SK: Yes. It does. But it’s completely understandable. People do it with their own friends — like when their friend does something weird, acts differently than they normally would, they’ll be like, “They wouldn’t normally do that, I don’t know why they’re acting like that.”
NY: People aren’t a set, fixed way, and music isn’t, either.
SK: It’s really frustrating if the audience, the world in general, gets too caught up in, “This isn’t what you did before, and we liked what you did before, so this sucks.” But what about, objectively, the thing on its own? What is it then? What if this was my first record? Would it still suck, or would it be better? Or would it be worse? It works both ways, right? I’ve probably made really shitty albums that maybe didn’t merit the amount of attention that they got, just based on the fact that I put out a few before that. Again, it’s unavoidable, and completely natural. It’s a pattern that writers fall into. I just got finished saying they might as well compare it to other music, so I guess it’s fair to compare it to the artist’s last record as well.
NY: For this Moonface project, your first few albums’ titles were descriptions of what instrument you were deciding to use, for example. And now people are saying, “Oh, he’s not doing that concept anymore.” It’s not called, like, Piano Music Not Synth Music Like I Normally Do, by Moonface. Which I say because I really love the title Organ Music Not Vibraphone Like I’d Hoped (2011).
SK: You know, you get on a kick ’cause you think it’s fun. You start watching “Buffy the Vampire Slayer” or something, and maybe you don’t finish the whole thing, and that’s okay. Maybe a couple of seasons in, you’re like, “Eh, I don’t wanna watch this anymore.” And it’s like, eh, I don’t want to name my records like that anymore. I don’t want it to become a gimmick.
NY: I think people are quick to see that as a gimmick rather than just letting it be its own thing every time you put something new out.
SK: People can think what they want. A lot of people are going to think I’m totally on this kick of everything has to be completely different than the last thing. And it’s not true. I just honestly created this structure within which I can work really freely, and I’ve talked about it with the label, and we have this understanding that I just make whatever I am excited about that year. And in that way, the music’s always going to be — whether it’s good or bad, at least I’m going to be excited about it. It won’t be tired music.
NY: Doesn’t that bring us back to your pattern of getting more literal and less literary pointing to your fatigue with that particular style of music?

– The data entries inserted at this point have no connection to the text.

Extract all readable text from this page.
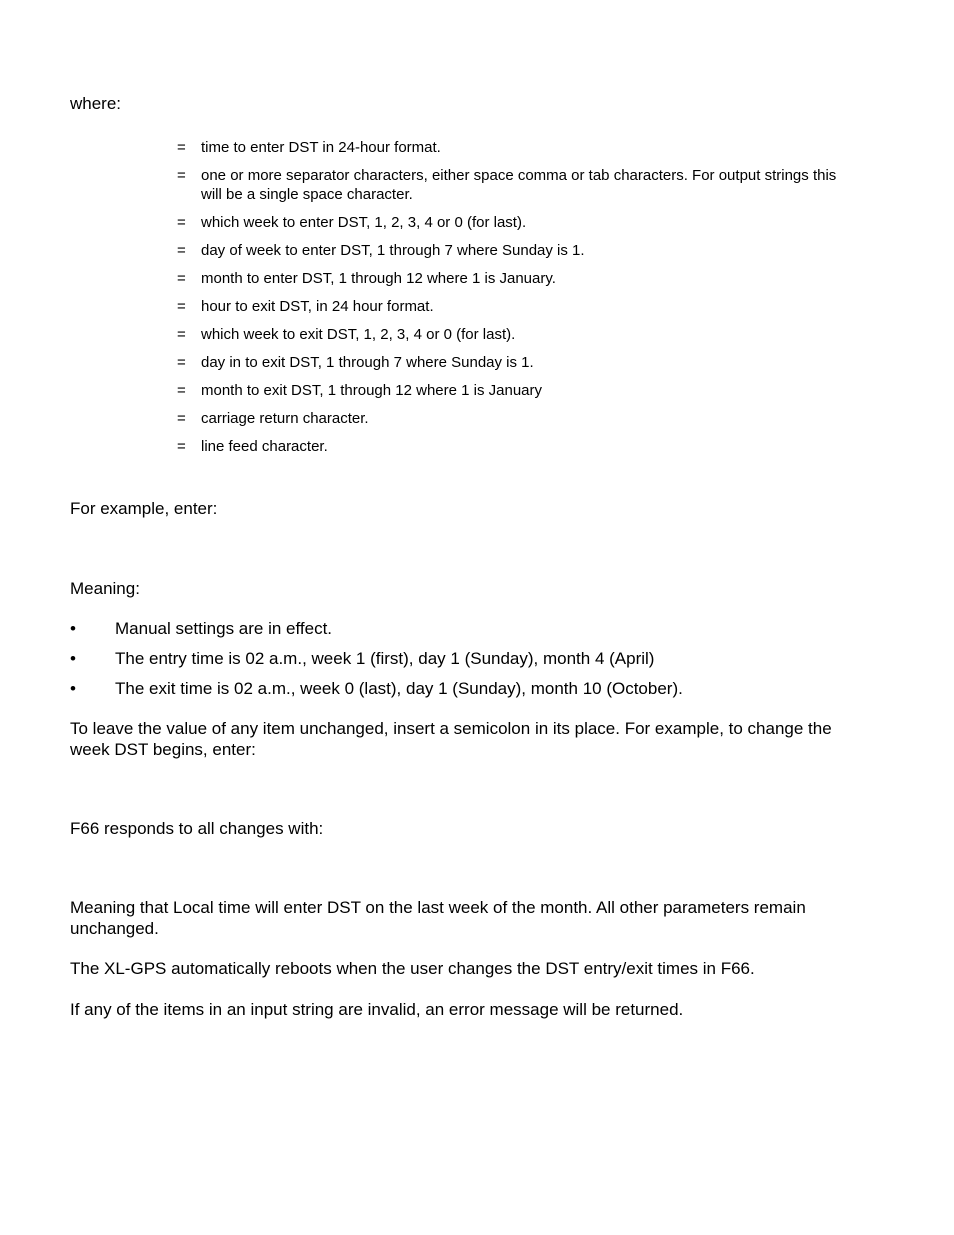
where:

= time to enter DST in 24-hour format.
= one or more separator characters, either space comma or tab characters. For output strings this will be a single space character.
= which week to enter DST, 1, 2, 3, 4 or 0 (for last).
= day of week to enter DST, 1 through 7 where Sunday is 1.
= month to enter DST, 1 through 12 where 1 is January.
= hour to exit DST, in 24 hour format.
= which week to exit DST, 1, 2, 3, 4 or 0 (for last).
= day in to exit DST, 1 through 7 where Sunday is 1.
= month to exit DST, 1 through 12 where 1 is January
= carriage return character.
= line feed character.

For example, enter:

Meaning:

• Manual settings are in effect.
• The entry time is 02 a.m., week 1 (first), day 1 (Sunday), month 4 (April)
• The exit time is 02 a.m., week 0 (last), day 1 (Sunday), month 10 (October).

To leave the value of any item unchanged, insert a semicolon in its place. For example, to change the week DST begins, enter:

F66 responds to all changes with:

Meaning that Local time will enter DST on the last week of the month. All other parameters remain unchanged.

The XL-GPS automatically reboots when the user changes the DST entry/exit times in F66.

If any of the items in an input string are invalid, an error message will be returned.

SK: Yeah, for sure. I think it’s totally natural. People evolve. They change. They get older. It’s completely normal. If a painter painted the same way for their whole career, people would get tired, it would be unacceptable.
NY: Or it would be folk art.
SK: Yeah. But for some reason, with bands, people want them to stay the same. They’re like, “We like this. Just tweak this a little bit please. Don’t change too much, because I don’t want to have to think about it. I don’t want to have to reanalyze what you mean to me.”
NY: I guess that’s why it’s so interesting that the honesty of your songwriting hasn’t changed, but the delivery of it has.
SK: Maybe. I’m not sure anymore where it’s coming from.
Natasha Young is a writer in Los Angeles.